Prudential, for example, prioritized the insights imperative across business, technology, personnel, and operational strategies. They engaged underwriters in the construction of its algorithm to automate underwriting in order to get better adoption and value from the transformation. “The way they work is changing,” said Robert Huntsman, chief data scientist for Prudential Financials’ life insurance and retirement business. “Knowing that, underwriters have been involved from day one in helping to write the requirements, crafting how the model works, as well as changing their own processes for how they would interact with the model.” Now, you can get an expedited judgment on 60% of applications, lowering the amount of time an underwriter needs to spend examining an application. That represents a significant cost savings for the organization, allowing us to be more price competitive and offer our consumers the services they require more quickly. ” 

Alternatively, the framework can assist organizations in developing a more integrated business strategy that incorporates platforms, insights, experience, connection, and integrity. A platform approach to improving end-to-end data integration across customer insights and experiences while keeping data integrity in mind. “We’re concentrating on linking our company from end to end to deliver an improved and more transparent experience for our consumers, customers, and ingredient suppliers,” he stated. This necessitates connecting all data from the start of R & D, all the way through the supply chain, to our retail customers, and all the way to the consumer. 

British American Tobacco and Contact Energy examined a number of digital imperatives that were aligned across business, technology, and operations/workforce initiatives.
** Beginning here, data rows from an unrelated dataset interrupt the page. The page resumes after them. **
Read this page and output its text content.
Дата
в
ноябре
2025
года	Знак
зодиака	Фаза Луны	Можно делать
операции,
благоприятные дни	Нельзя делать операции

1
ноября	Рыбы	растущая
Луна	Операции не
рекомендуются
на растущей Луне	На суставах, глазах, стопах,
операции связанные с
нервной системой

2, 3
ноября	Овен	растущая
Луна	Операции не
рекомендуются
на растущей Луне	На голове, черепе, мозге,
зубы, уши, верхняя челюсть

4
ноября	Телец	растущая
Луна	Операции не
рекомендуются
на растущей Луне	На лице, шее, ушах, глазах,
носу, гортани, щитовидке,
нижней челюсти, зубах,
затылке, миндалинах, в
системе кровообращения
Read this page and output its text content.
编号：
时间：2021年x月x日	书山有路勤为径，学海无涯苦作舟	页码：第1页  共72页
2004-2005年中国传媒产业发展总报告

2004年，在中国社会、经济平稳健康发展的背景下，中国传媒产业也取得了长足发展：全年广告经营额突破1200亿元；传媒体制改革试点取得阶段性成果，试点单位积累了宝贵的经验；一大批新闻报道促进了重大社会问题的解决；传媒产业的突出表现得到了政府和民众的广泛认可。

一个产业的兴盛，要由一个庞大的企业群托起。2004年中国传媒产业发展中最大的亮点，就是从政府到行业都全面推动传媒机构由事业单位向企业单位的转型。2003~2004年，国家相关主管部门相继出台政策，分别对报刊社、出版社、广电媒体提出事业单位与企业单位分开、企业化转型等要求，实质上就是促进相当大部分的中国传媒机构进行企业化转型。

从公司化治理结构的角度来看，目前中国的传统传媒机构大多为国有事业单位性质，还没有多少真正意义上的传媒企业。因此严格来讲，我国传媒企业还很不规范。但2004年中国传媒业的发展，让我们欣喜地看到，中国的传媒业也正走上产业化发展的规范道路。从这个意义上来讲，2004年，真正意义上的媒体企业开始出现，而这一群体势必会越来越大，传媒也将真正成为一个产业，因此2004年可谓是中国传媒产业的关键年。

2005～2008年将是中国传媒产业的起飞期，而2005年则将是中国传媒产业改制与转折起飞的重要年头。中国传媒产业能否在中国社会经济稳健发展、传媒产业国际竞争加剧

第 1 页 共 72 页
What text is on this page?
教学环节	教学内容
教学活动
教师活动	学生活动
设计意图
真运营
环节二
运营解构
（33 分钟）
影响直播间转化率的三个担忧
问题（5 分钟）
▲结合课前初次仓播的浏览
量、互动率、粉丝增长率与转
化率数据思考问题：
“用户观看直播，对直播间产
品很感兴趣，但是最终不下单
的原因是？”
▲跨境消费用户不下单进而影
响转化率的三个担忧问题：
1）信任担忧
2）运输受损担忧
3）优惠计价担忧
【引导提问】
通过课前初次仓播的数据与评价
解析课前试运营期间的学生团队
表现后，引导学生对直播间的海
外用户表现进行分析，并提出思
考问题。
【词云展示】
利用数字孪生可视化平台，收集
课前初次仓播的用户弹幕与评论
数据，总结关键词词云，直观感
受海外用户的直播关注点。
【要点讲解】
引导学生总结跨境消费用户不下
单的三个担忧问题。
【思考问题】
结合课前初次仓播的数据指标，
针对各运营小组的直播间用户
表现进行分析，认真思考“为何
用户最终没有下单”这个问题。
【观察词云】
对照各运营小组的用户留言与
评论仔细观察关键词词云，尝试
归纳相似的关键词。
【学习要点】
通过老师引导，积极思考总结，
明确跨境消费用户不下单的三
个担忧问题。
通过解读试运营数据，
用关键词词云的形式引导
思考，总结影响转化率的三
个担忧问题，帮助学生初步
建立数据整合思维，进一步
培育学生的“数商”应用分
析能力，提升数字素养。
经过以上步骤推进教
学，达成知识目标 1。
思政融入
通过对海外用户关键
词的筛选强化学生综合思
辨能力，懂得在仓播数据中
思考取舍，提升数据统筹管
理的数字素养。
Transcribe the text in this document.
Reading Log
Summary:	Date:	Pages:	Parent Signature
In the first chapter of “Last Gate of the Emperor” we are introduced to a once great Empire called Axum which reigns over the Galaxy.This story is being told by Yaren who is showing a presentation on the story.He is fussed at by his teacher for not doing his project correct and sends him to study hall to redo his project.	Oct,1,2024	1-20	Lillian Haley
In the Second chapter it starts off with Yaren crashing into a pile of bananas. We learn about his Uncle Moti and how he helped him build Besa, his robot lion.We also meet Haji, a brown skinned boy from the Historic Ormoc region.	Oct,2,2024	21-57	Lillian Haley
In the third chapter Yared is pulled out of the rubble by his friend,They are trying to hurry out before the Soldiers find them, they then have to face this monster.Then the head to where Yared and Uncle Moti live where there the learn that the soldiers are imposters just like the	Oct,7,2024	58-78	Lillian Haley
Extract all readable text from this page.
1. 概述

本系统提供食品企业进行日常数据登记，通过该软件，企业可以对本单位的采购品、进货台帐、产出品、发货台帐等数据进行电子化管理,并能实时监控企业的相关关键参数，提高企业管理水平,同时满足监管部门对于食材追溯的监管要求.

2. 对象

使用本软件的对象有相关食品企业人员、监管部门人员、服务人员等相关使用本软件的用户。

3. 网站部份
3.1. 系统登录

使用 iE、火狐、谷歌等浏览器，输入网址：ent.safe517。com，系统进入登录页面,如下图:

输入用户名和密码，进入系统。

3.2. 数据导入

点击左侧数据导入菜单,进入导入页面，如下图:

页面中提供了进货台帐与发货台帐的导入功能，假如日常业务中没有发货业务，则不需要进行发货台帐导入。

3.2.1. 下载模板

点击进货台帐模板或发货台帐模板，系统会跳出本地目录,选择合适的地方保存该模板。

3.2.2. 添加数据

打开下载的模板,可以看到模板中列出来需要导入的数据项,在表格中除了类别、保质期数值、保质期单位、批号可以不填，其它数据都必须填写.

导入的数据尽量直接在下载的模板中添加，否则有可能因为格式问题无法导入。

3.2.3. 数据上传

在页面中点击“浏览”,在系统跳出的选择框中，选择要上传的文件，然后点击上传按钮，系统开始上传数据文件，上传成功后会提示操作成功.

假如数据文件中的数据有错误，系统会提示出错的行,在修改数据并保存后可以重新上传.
Elaine Chum, area head of digital transformation, British American Tobacco, North Asia, described how she is leading her company’s online retail platform strategy in Japan to create a direct-to-customer buying experience while adhering to regulatory integrity requirements in order to drive increased sales revenue. In today’s society, she says, “I should be able to deliver within 24 hours.” We began by looking at consumer experience and constraints, and with those three imperatives in mind, we said, “Put the consumer experience at the front, middle, and back of your company’s agenda.” Consider the strategy element, internal business processes and how they can enable transformation, the technology and platforms that we own and operate in, the capabilities that we have, talent, people, resources, [and] the organizational structure, “highlighting the unique challenges of operating in a region that values stability over change and finding Japanese-speaking digital talent. 

Furthermore, Wall of New Zealand’s Contact Energy is expanding the digital platform his company developed to maximize customer experience to reduce friction for its customer care employees, thus improving workforce operations. A thorough, matrixed strategy can enable this type of flexible, synergistic decision-making while keeping the larger company’s aim in mind. 

A language for Today's and Tomorrow's Transformations

Our digital imperatives can help businesses make changes that are in line with their long-term goals while being able to adapt to changes in their strategy in the future. They recognize the importance of AI, cloud, and cybersecurity today, but they leave room for evolution toward “horizon next” technologies, avoiding the trap of chasing every flashy new technology. Finally, they assist in the development of adaptable business processes and technology architectures that accept dynamic change and reconfiguration in the face of ongoing disruption and risk, with the goal of compatibility for numerous conceivable futures.